Do not talk about *what* the patch is doing in the commit message - that
should be obvious from the diff itself. Rather, concentrate on the *why*
it needs to be done.

Imagine one fine day you're doing git archeology, you find the place in
the code about which you want to find out why it was changed the way it 
is now.

You do git annotate <filename> ... find the line, see the commit id and
you do:

git show <commit id>

You read the commit message and there's just gibberish and nothing's
explaining *why* that change was done. And you start scratching your head,
trying to figure out why. Because the damn commit message is not really
helping.

>  struct bluefield_edac_priv {
> +	struct device *dev;
>  	int dimm_ranks[MLXBF_EDAC_MAX_DIMM_PER_MC];
>  	void __iomem *emi_base;
>  	int dimm_per_mc;
> +	bool svc_sreg_support;
> +	u32 sreg_tbl_edac;

Some comments above these members as to what they are, would be good.

>  static u64 smc_call1(u64 smc_op, u64 smc_arg)
> @@ -86,6 +98,71 @@ static u64 smc_call1(u64 smc_op, u64 smc_arg)
>  	return res.a0;
>  }
>  
> +static int bluefield_edac_secure_readl(void __iomem *addr, u32 *result, u32 sreg_tbl)

For all static functions' names:

s/bluefield_edac_//

> +{
> +	struct arm_smccc_res res;
> +	int status;
> +
> +	arm_smccc_smc(MLXBF_READ_REG_32, sreg_tbl, (uintptr_t)addr,
> +		      0, 0, 0, 0, 0, &res);
> +
> +	status = res.a0;
> +
> +	switch (status) {
> +	case SMCCC_RET_NOT_SUPPORTED:
> +	case MLXBF_SMCCC_ACCESS_VIOLATION:
> +		return -1;
> +	default:
> +		*result = (u32)res.a1;
> +		return 0;
> +	}

This is a silly switch-case - just use a normal if-else.

> +}
> +
> +static int bluefield_edac_secure_writel(void __iomem *addr, u32 data, u32 sreg_tbl)
> +{
> +	struct arm_smccc_res res;
> +	int status;
> +
> +	arm_smccc_smc(MLXBF_WRITE_REG_32, sreg_tbl, data, (uintptr_t)addr,
> +		      0, 0, 0, 0, &res);
> +
> +	status = res.a0;
> +
> +	switch (status) {
> +	case SMCCC_RET_NOT_SUPPORTED:
> +	case MLXBF_SMCCC_ACCESS_VIOLATION:
> +		return -1;
> +	default:
> +		return 0;
> +	}

Ditto.

> @@ -109,14 +186,22 @@ static void bluefield_gather_report_ecc(struct mem_ctl_info *mci,
>  	 * registers with information about the last ECC error occurrence.
>  	 */
>  	ecc_latch_select = MLXBF_ECC_LATCH_SEL__START;
> -	writel(ecc_latch_select, priv->emi_base + MLXBF_ECC_LATCH_SEL);
> +	err = bluefield_edac_writel(priv->emi_base + MLXBF_ECC_LATCH_SEL,
> +				    ecc_latch_select, priv->svc_sreg_support,
> +				    priv->sreg_tbl_edac);
> +	if (err)
> +		dev_err(priv->dev, "ECC latch select write failed.\n");
>  
>  	/*
>  	 * Verify that the ECC reported info in the registers is of the
>  	 * same type as the one asked to report.
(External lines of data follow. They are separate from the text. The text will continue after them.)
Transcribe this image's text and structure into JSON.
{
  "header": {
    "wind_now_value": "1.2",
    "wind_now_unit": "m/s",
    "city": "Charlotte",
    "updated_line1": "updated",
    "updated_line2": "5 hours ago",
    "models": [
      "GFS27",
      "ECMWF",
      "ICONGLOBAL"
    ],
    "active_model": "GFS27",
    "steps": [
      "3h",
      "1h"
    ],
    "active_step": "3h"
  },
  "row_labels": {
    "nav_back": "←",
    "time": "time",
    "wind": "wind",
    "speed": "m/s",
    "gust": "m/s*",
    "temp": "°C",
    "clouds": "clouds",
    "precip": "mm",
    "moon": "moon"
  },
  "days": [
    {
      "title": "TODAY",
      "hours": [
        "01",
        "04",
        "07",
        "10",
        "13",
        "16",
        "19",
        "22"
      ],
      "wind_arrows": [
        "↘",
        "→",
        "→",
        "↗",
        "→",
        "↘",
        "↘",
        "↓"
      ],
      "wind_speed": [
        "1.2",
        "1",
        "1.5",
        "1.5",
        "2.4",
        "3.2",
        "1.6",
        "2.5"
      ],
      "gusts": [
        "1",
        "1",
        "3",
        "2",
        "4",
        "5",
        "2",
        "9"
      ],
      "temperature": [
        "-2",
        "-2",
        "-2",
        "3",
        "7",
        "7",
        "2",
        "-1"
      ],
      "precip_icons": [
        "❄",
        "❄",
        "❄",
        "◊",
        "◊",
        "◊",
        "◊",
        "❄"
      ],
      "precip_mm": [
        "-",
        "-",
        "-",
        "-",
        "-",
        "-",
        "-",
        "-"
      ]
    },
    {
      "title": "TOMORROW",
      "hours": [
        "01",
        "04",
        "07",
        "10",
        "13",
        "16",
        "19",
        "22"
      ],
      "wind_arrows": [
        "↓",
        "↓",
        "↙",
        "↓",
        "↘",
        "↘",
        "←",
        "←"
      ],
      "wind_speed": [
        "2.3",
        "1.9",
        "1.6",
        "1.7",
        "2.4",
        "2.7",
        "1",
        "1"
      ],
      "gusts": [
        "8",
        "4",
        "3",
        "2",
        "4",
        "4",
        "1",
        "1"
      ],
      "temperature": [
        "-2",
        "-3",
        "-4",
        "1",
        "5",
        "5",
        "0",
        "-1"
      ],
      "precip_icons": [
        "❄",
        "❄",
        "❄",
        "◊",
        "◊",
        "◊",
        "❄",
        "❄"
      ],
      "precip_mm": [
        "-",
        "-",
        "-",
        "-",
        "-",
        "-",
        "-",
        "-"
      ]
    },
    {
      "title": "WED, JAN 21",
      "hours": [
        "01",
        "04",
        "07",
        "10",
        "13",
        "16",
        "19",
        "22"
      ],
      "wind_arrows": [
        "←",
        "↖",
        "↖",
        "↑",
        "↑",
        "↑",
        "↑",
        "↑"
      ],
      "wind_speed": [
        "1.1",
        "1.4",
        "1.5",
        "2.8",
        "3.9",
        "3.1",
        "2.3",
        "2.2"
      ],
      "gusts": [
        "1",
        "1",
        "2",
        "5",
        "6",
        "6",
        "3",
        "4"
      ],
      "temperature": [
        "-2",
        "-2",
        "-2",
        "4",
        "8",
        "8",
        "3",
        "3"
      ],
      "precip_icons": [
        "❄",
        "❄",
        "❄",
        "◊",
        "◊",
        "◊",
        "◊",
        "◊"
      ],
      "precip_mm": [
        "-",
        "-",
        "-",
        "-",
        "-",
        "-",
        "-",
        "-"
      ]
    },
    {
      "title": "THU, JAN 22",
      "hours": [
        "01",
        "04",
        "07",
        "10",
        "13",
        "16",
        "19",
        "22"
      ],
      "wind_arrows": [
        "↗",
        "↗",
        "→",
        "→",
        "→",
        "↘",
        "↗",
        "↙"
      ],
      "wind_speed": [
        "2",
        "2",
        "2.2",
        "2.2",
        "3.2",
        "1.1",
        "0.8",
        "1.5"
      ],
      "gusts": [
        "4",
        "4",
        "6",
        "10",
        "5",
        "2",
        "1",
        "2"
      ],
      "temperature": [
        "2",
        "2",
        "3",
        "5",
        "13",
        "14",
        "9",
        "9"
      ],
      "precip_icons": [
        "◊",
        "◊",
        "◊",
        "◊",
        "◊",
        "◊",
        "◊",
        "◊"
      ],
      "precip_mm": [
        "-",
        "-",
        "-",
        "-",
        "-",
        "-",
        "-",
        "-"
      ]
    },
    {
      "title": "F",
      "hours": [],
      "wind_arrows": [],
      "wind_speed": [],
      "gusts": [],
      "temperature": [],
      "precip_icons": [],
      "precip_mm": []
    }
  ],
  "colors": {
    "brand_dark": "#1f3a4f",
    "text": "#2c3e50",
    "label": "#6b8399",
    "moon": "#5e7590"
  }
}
If not, just report the
>  	 * error without the detailed information.
>  	 */
> -	dram_syndrom = readl(priv->emi_base + MLXBF_SYNDROM);
> +	err = bluefield_edac_readl(priv->emi_base + MLXBF_SYNDROM, &dram_syndrom,
> +				   priv->svc_sreg_support, priv->sreg_tbl_edac);

You're passing three priv members down here. Why don't you simply pass down
@priv itself?

Ditto for the write routine.

> +	if (err)
> +		dev_err(priv->dev, "DRAM syndrom read failed.\n");
> +
>  	serr = FIELD_GET(MLXBF_SYNDROM__SERR, dram_syndrom);
>  	derr = FIELD_GET(MLXBF_SYNDROM__DERR, dram_syndrom);
>  	syndrom = FIELD_GET(MLXBF_SYNDROM__SYN, dram_syndrom);

...

> @@ -279,13 +385,44 @@ static int bluefield_edac_mc_probe(struct platform_device *pdev)
>  		return -ENOMEM;
>  
>  	priv = mci->pvt_info;
> +	priv->dev = dev;
> +
> +	/*
> +	 * The "sec_reg_block" property in the ACPI table determines the method
> +	 * the driver uses to access the EMI registers:
> +	 * a) property is not present - directly access registers via readl/writel
> +	 * b) property is present - indirectly access registers via SMC calls
> +	 *    (assuming required Silicon Provider service version found)
> +	 */
> +	if (device_property_read_u32(dev,
> +				     "sec_reg_block", &priv->sreg_tbl_edac)) {

Please do not do such ugly linebreaks.

> +		priv->svc_sreg_support = false;
> +	} else {
> +		/*
> +		 * Check for minimum required Arm Silicon Provider (SiP) service
> +		 * version, ensuring support of required SMC function IDs.
> +		 */
> +		arm_smccc_smc(MLXBF_SIP_SVC_VERSION, 0, 0, 0, 0, 0, 0, 0, &res);
> +		if (res.a0 == MLXBF_SVC_REQ_MAJOR &&
> +		    res.a1 >= MLXBF_SVC_REQ_MINOR) {
> +			priv->svc_sreg_support = true;
> +		} else {
> +			dev_err(dev, "Required SMCs are not supported.\n");
> +			ret = -EINVAL;
> +			goto err;
> +		}
> +	}

-- 
Regards/Gruss,
    Boris.

https://people.kernel.org/tglx/notes-about-netiquette